Section 35D of ITA 2025 covers pre-commencement expenses like: feasibility report preparation, project report, market survey, engineering services, legal charges for drafting MOA/AOA, printing charges for prospectus, share/debenture registration and filing fees, and underwriting commission. These cannot be expensed immediately but are deductible over 5 years (1/5th per year) from the year business commences, subject to a cap of 5% of project cost or capital employed.
What is the limit on Section 35D deduction?
Section 35D deduction is capped at the lower of 5% of project cost or 5% of capital employed (whichever is higher for Indian companies; 5% of project cost for others).
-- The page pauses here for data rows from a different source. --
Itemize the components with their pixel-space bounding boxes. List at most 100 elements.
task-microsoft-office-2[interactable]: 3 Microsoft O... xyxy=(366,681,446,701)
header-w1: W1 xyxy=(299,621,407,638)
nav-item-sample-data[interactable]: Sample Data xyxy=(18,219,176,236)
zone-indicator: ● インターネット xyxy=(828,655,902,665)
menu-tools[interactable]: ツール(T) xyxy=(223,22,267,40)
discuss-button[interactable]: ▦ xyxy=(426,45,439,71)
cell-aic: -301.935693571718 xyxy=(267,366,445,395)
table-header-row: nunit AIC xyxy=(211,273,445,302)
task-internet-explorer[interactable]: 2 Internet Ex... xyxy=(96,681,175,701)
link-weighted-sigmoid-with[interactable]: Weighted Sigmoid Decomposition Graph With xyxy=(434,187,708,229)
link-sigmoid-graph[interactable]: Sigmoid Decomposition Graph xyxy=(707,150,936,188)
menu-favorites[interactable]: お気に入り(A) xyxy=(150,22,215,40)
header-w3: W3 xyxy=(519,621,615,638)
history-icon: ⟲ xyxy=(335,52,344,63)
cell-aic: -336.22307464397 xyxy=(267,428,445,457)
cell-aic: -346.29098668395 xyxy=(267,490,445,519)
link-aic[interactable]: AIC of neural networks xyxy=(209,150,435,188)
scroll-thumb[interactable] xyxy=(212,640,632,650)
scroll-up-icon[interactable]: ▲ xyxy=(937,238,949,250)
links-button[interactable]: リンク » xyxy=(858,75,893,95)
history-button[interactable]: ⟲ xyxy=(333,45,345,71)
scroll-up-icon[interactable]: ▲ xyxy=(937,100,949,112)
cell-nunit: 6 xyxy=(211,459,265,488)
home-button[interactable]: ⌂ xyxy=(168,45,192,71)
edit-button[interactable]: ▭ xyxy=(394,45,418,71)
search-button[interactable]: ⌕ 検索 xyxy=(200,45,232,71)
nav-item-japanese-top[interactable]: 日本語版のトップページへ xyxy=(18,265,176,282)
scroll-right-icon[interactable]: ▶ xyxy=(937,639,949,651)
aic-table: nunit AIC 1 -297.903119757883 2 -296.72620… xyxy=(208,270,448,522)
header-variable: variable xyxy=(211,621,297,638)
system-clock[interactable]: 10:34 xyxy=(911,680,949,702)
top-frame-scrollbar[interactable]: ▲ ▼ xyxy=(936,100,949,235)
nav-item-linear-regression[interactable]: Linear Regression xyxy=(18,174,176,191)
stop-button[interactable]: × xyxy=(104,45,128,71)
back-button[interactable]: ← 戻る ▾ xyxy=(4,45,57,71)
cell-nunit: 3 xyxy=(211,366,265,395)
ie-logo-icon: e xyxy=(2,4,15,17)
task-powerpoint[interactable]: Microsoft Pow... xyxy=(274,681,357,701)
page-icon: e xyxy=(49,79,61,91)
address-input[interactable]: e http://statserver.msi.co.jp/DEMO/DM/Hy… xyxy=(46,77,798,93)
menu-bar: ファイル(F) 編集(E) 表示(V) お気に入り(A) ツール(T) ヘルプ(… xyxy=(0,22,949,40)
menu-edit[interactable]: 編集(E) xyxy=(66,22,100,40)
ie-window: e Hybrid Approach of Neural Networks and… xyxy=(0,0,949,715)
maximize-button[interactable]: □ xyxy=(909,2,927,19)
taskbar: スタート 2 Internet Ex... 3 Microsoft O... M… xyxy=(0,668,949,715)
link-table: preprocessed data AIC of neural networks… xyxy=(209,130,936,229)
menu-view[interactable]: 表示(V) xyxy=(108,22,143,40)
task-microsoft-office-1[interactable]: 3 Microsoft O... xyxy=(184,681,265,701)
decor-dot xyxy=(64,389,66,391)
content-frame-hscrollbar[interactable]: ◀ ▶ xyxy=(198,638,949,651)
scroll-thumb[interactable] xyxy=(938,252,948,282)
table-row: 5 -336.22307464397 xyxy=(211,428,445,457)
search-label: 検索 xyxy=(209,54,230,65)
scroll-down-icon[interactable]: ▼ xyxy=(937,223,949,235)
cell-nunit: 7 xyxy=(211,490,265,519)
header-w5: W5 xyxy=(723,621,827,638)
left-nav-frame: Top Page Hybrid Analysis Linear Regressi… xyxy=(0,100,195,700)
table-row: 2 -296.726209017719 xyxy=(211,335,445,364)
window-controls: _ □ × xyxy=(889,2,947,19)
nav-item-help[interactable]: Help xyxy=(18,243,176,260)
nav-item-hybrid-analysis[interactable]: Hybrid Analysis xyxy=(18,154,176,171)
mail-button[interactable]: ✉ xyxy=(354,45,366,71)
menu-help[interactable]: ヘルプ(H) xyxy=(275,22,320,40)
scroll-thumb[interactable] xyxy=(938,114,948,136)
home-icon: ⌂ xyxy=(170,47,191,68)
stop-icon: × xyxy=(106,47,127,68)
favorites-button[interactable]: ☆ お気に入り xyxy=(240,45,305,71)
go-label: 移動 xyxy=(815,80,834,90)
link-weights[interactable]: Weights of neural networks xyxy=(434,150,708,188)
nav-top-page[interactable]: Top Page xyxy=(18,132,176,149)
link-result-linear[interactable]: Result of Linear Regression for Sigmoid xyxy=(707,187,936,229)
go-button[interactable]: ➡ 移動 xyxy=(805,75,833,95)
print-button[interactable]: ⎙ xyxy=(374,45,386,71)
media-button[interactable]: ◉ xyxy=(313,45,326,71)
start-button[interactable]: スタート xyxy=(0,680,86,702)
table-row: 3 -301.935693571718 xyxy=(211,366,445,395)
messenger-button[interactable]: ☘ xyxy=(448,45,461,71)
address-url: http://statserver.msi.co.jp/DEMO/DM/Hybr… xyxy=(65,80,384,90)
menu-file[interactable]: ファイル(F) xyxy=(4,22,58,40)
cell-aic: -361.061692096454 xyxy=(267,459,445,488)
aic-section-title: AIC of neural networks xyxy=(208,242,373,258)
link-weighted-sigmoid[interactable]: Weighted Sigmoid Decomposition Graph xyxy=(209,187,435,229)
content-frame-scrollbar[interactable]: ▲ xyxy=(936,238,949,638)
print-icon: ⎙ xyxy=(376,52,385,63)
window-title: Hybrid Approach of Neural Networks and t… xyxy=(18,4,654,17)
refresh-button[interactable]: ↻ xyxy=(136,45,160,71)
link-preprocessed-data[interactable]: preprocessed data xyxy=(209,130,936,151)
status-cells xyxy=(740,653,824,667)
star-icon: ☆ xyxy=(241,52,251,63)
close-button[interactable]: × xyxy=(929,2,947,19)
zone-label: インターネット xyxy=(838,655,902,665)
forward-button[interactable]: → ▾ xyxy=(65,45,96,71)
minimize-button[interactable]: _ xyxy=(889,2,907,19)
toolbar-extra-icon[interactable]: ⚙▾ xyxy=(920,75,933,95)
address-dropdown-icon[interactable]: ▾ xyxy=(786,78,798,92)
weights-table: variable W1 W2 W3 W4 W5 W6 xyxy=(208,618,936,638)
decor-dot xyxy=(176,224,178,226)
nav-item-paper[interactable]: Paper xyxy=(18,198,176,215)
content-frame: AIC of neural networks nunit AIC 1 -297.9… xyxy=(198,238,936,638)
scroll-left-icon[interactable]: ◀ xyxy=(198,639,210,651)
Only the portion of preliminary expenses within this cap is eligible for 5-year amortisation. Expenses beyond the cap are not deductible at all. For example, a company with Rs 10 crore capital employed: cap = 5% x Rs 10 crore = Rs 50 lakh. If preliminary expenses are Rs 70 lakh, only Rs 50 lakh is eligible for amortisation.
What is Section 35DDA?
Section 35DDA covers payments made by a company under a Voluntary Retirement Scheme (VRS). The VRS payment is deductible over 5 years -- 1/5th in the year of payment and 1/5th in each of the next 4 years. This prevents a large one-time VRS payout from creating an artificial loss in a single year. For example, VRS payments of Rs 5 crore: Rs 1 crore deductible in year 1, and Rs 1 crore each in the following 4 years.
Can companies under Section 115BAA claim Section 35D deduction?
Yes. Companies that opted for the Section 115BAA concessional rate (22% flat) can still claim Section 35D preliminary expense amortisation. Section 115BAA prohibits deductions under specific exemption/incentive sections (like Section 10AA SEZ, Section 80IC hill area), but general deductions like Section 35D are permitted. The 5-year amortisation of preliminary expenses is a timing provision, not an incentive exemption.
What documentation is needed for Section 35D?
Documentation for Section 35D claims: list of all preliminary expenses with supporting invoices; computation showing expenses are within the 5% cap; year-wise amortisation schedule tracking the 1/5th deduction for each year; proof of business commencement (first sale invoice, first production record); and a Chartered Accountant certificate confirming the nature and total amount of eligible preliminary expenses. The unamortised balance must be shown as deferred revenue expenditure in the balance sheet.